Food short jokes and puns

Hungry for some delicious puns? Then you've come to the right category, as this is all food-related puns and short jokes!

Food short jokes and puns

Did you hear about the guy who forgot to use the colander when making mac and cheese?
His wife gave him a restraining order.
What’s the best pick up line for someone you meet in a steak restaurant? “Nice to meat you”, of course.”
Knock, knock! Who’s there? Orange. Orange who? Orange you going to let me in?.
Which nut is the worst for your diet?
Donuts.
What kind of wine is aged to purr-fection?
Mos-cat-o!
What did the tortilla chip say to the guacamole?
“You are all I avo wanted.”
Why did the giant use clouds to make pancakes?
To make them light and fluffy.
What does a cat like to eat on his birthday? Mice cream and cake!
“How was your day? ” “It was a total disas-tater”
What do you call a vegetable planted at a whore house?
A brothel sprout.
Did you hear about the man who used to be addicted to eating raw meat? Don't worry, he's cured now!
What do you call one green onion that doesn't listen to anyone and is very naughty? It is called a rapscallion!
Have you heard about the new meat that’s taking the world by storm? It’s a cross between a cow and a chicken. They call it “roost beef”.
What was the Peach's favorite surf band from the 60's? The Peach Boys.
What do you call bananas who are friends with monkeys? A bunch of idiots.
Italians are so good at making coffee because they naturally like to espresso themselves.
Why did the giant use clouds to make pancakes? To make them light and fluffy.
Did you hear that the Lemon and the Orange divorced?
The Lemon was very bitter.
How should you live your life? By seasoning the moment.
For the last few Sundays, I have been receiving an onion pun in the mail. I don't know who is sending them. Guess it is onionymous.
I got a packet of onions from the supermarket yesterday. Somehow, by today, all of them have disappeared. Guess this is why the shopkeeper warned me not to buy Bermuda Onions.
The soup that my mom made for dinner healed my flu in a day. It was almost soup-er natural.
How do you know if milk is expired? The smell is dairy bad!
Did you hear about the bread party? It’s scone be a lot of fun, and wheat love for you to join us.
Patient: Doctor, I get heartburn every time I eat birthday cake." Doctor: Next time, take off the candles.
Why do ice cream cones always carry an umbrella?
There’s a chance of sprinkles.
The pineapple is pining for the summer.
Why was the birthday cake as hard as a rock?
Because it was marble cake!
What's a pickle's favorite book?
To Dill A Mockingbird.
My doctor recommended exercise to slim down as well as some orange juice for vitamins
It’s the weight and C approach I guess.
This foundation is rock salad.
Where were the first orange trees planted?
“In Orange County.”
The two loaves of bread could not wait to stare through the delivery room window.
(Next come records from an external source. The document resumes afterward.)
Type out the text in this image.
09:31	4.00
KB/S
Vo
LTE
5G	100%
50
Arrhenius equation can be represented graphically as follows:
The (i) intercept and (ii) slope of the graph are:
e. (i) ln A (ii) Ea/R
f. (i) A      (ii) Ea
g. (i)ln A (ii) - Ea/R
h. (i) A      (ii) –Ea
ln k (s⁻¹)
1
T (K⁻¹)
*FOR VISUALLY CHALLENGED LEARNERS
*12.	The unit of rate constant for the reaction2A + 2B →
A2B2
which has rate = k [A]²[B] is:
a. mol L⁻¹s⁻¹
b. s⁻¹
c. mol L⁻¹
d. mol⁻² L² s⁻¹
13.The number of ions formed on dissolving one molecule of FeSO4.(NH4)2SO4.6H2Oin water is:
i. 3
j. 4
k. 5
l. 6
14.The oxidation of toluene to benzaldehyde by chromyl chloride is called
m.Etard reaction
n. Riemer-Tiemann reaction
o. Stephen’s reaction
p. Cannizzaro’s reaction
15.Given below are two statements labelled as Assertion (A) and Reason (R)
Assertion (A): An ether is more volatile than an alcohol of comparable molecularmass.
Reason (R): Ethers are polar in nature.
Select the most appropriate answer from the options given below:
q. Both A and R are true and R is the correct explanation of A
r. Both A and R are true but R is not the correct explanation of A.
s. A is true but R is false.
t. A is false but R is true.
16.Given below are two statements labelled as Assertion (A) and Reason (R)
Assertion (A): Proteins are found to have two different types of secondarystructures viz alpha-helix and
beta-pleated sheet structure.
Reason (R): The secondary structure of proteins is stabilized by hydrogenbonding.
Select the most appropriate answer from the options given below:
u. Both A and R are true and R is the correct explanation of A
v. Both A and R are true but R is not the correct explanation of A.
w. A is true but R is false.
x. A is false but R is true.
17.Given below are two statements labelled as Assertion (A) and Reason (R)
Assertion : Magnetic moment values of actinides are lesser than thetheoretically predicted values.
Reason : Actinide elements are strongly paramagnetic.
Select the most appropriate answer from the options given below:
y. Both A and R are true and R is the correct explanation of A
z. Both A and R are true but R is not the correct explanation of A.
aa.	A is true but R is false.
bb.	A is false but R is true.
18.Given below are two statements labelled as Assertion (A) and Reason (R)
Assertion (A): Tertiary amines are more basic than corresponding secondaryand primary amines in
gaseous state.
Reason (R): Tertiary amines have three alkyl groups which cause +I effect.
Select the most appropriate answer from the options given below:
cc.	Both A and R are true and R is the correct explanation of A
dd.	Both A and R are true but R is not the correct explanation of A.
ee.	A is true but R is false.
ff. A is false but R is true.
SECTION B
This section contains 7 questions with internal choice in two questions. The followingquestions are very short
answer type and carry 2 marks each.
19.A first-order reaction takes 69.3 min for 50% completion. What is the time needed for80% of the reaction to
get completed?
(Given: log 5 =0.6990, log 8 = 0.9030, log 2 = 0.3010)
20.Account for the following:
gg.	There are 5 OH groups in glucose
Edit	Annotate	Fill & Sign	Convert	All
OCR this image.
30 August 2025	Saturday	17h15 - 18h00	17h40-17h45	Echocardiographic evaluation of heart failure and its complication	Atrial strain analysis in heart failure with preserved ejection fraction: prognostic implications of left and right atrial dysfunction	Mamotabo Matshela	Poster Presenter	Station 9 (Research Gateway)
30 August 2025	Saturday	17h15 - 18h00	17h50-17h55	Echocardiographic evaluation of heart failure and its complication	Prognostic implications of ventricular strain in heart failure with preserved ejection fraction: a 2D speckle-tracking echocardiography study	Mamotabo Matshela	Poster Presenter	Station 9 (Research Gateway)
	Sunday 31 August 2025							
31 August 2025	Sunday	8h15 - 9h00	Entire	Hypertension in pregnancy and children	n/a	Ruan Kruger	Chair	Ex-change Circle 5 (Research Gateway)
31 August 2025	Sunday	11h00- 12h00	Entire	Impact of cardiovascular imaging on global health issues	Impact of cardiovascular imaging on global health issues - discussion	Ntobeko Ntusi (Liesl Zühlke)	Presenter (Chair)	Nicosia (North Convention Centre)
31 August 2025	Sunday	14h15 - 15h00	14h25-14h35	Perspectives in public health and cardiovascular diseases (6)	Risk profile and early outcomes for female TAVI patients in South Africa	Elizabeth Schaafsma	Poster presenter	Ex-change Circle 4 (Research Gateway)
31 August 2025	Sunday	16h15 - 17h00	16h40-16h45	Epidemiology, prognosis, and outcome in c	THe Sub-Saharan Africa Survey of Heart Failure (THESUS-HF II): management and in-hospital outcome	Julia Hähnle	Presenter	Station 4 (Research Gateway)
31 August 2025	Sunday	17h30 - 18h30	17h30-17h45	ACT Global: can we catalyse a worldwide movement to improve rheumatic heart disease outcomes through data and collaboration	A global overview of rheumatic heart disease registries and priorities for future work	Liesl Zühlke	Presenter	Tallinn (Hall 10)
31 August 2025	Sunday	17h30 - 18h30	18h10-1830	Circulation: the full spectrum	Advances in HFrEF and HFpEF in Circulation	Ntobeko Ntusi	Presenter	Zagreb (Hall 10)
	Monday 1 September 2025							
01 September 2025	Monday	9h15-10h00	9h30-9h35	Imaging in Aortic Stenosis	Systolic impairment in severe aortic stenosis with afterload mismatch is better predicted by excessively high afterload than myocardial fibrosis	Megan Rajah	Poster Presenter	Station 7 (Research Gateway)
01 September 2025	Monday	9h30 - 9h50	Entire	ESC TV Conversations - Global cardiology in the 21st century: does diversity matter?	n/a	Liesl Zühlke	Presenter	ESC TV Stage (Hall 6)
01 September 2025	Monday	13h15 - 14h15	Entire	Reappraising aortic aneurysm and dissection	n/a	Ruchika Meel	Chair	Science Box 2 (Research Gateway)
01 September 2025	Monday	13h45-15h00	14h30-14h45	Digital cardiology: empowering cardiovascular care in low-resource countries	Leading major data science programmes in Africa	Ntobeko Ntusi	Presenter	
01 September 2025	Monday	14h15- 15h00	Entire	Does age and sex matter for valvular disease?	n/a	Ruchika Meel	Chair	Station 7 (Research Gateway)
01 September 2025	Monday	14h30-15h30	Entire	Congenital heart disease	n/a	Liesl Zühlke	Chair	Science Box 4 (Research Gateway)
They wanted to see their new bun-dle of joy.
Ugh.. I ate too much hummus..
And now I filafel.
"Thanks a brunch for the meal!", said the punny man when he sat to eat.
Why have less scato when you can have mo’ scato?
What was the pumpkin's favorite sport?
Squash.
What if soy milk is just regular milk that's trying to introduce itself in Spanish?
Q: What video games do fruits play?
A: Peach ball.
Got the drive-thru girl at Taco Bell..
I pulled up and she said, "what can I get you?" And I replied, "I'll just have a moment for now."
Did you hear about the farmer who sold his sheep to slaughter because he wasn't making enough money from the wool? The situation went from baa-d to wurst!
What cheese is made backwards?
Edam.
The oranges have great eyesight because they always keep their eyes peeled.
What do you call a fruit riding a motorcycle? – An Orange County Chopper.
What’s the best view you can get in our galaxy? A view of the milky way from mars.
"Another glass? Wine not?!"
What do you call the onions which are small and yellow and very naughty? You call it a minonion!
What do the peanuts and walnuts have in common? They are both nuts.
What is the opposite of Chocolate? Chocoearly.
What does a hippy cherry wear to a festival? A pie dye T-shirt.